First run takes 3–5 minutes while Docker builds the Java service and pulls images. Subsequent runs are fast.

URL	What
`http://localhost:5173`	InsureWatch UI
`http://localhost:3100`	Grafana (no login required)
`http://localhost:3000`	API Gateway (direct)

Verify the Reference Stack

Before starting a lab, check that main is fully healthy:

git checkout main
docker compose up --build

Then submit a test claim:

curl -s -X POST http://localhost:3000/api/claims \
  -H "Content-Type: application/json" \
  -d '{
    "customer_id": "CUST001",
    "policy_number": "POL-001",
    "claim_type": "medical",
    "amount": 500,
    "description": "GP visit",
    "incident_date": "2026-03-01"
  }' | python3 -m json.tool

Open Grafana → Explore → Tempo. You should see a trace spanning api-gateway → claims-service → policy-service → notification-service. If you see a complete waterfall, you’re ready for the labs.

Beginner Path vs Intermediate Path

This guide is written for both. Here’s how to read the labs depending on your starting point:

If you’re new to OTel

The auto-instrumentation is already in place. Your job in the labs is to:

Read the existing telemetry — learn to navigate Grafana Tempo, understand the waterfall view, read span attributes
Recognize when something is missing (Lab 1: why are traces fragmented?)
Add manual instrumentation to an existing instrumented service (Lab 2: add spans to the quote function)
Configure a Collector pipeline from a skeleton (Lab 3)

You don’t need to understand every line of SDK initialization code before you start. The pattern becomes clear as you work through it.

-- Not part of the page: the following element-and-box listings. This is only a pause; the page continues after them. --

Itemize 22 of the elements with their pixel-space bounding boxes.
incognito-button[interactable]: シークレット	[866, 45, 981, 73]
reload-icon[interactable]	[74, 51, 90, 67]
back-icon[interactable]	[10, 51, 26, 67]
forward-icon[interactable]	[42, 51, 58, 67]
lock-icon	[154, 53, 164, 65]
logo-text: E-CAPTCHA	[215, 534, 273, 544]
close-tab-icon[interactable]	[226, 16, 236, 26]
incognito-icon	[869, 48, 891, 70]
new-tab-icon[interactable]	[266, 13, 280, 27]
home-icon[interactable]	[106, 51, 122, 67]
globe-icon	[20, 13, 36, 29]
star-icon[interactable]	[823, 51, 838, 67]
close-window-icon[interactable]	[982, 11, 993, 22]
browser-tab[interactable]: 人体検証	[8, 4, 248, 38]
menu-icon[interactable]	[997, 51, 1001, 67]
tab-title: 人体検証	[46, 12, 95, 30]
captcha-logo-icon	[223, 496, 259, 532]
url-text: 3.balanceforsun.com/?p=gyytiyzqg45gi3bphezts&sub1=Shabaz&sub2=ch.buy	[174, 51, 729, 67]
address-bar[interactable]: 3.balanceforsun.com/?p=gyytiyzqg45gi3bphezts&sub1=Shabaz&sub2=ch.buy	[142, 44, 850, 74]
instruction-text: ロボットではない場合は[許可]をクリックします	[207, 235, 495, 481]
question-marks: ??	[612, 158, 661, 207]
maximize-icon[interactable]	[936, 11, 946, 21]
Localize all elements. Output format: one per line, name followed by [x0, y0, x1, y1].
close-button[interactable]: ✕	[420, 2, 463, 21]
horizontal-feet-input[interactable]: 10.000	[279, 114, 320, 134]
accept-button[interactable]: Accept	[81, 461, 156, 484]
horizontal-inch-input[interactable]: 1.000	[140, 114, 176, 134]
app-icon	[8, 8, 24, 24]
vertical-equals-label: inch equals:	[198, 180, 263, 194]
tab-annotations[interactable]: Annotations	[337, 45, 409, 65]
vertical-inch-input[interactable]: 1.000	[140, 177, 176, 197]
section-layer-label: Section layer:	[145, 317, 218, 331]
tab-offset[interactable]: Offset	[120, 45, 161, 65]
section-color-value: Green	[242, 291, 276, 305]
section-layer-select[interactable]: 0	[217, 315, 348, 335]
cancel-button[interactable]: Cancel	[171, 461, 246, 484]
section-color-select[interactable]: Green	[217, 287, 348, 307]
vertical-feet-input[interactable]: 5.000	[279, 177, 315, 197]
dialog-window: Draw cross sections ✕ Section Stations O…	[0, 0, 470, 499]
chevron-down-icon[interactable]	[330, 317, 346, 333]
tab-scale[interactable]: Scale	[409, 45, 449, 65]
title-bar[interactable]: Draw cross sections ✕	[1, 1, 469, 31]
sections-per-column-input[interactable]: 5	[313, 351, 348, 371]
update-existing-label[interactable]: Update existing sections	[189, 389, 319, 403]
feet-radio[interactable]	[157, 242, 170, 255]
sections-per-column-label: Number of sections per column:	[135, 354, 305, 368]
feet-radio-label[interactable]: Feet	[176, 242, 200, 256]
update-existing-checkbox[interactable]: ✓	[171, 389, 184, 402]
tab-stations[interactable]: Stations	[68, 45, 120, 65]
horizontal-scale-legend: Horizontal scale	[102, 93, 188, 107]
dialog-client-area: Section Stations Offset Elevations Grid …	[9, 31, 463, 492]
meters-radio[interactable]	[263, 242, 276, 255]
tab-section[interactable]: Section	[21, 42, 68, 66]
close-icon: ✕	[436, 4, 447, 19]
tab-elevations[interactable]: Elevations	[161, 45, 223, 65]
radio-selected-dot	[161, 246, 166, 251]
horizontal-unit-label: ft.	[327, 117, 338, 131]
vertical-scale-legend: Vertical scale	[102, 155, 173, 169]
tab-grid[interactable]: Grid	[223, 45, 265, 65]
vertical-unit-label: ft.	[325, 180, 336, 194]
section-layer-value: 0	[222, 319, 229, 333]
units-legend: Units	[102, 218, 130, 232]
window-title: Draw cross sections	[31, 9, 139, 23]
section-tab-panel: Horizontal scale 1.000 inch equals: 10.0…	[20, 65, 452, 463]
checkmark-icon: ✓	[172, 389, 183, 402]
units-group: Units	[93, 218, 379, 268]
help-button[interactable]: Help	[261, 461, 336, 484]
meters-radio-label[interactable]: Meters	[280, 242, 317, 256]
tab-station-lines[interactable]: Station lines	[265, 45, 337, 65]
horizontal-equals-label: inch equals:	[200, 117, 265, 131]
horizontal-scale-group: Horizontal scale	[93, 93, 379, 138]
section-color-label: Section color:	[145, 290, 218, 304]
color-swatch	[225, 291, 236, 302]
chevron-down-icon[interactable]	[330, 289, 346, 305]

If you have observability experience

The interesting questions are:

Why does the Python service use HTTPXClientInstrumentor but not RequestsInstrumentor? (Because the service uses httpx, not requests — instrumentation is library-specific)
What happens to the trace when the Notification Service call fails? (The Claims span continues — it’s non-fatal. But is the notification span correctly marked ERROR?)
How does the Java agent know to extract traceparent from incoming Spring MVC requests? (It instruments the DispatcherServlet — you don’t configure this)
What does the BatchSpanProcessor do if the Collector is unreachable? (It buffers spans up to the queue limit, then drops them — you’ll see this in Lab 3)

Look for these behaviours in the traces. The answers are in the data.

Common Questions

Why separate repos instead of a monorepo? Real microservices teams often have separate repos per service with separate CI/CD pipelines. The multi-repo structure teaches you that OTel configuration is per-service — each service owns its SDK initialization, its resource attributes, and its exporter config.

Why not Kubernetes for the labs? Kubernetes adds operational complexity that is orthogonal to learning OTel instrumentation. The concepts (DaemonSet agents, resource detection, k8s.* semantic conventions) are covered in Module 6. The labs are designed to be runnable on a laptop with Docker Compose — minimum friction, maximum learning.

Why MongoDB for all services? Consistency — one database technology means one fewer thing to configure. It also means PymongoInstrumentor and Mongoose auto-instrumentation both produce db.* spans you can compare directly.

Can I use a different observability backend instead of grafana/otel-lgtm? Yes. InsureWatch exports standard OTLP. Any OTLP-compatible backend works. grafana/otel-lgtm is the default because it requires zero signup and zero configuration. Lab 3 explicitly demonstrates switching backends.